When generating signature components r, according to GB/T 32918.2-2016, " information security technology SM2 curve public key is close
Code algorithm part 2: Digital Signature Algorithm " in definition, r=(e+x1)mod n.In the collaboration signature algorithm of this programme,
K " is embedded in e in the signature request that client is submitted, and need to only calculate x ' in server end1Mod n, wherein x '1Actually use
x1, and it is utilized respectively k ", x '1Generate server-side portion signature s1、s2, corresponding x is finally calculated by client again1mod n
With r, and use s1、s2Synthesize last signature (r, s).
Therefore technical solution provided by the present application, SM2 private key is divided into multiple private key components, wherein server is gathered around
There is a private key component, client possesses remaining private key component.The part private key that client is possessed based on system parameter with it
Component submits signature request to server.The identity of server authentication client is to possess the client for specifying legal private key component
End receives signature request, generates relevant part and sign and reply client, signature request and clothes of the client before
The reply at business device end, the private key component possessed using it generate final SM2 signature.In this way, being assisted by server and client side
With the mode of running, the safety of SM2 private key can be improved.

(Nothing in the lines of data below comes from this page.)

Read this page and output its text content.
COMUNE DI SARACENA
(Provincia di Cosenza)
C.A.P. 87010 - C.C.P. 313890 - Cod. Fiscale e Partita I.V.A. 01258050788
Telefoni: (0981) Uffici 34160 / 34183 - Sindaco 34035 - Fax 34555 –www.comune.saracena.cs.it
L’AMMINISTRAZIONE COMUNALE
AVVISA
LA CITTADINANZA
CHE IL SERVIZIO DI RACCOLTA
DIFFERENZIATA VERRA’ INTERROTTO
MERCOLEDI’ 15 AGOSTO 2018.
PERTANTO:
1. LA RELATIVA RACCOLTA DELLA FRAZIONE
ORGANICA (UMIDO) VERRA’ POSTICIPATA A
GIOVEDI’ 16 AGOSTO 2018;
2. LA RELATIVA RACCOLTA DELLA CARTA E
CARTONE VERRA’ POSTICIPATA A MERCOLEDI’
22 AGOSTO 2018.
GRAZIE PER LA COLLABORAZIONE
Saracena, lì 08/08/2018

Obviously, various changes and modifications can be made to the invention without departing from essence of the invention by those skilled in the art
Mind and range.In this way, if these modifications and changes of the present invention belongs to the range of the claims in the present invention and its equivalent technologies
Within, then the present invention is also intended to include these modifications and variations.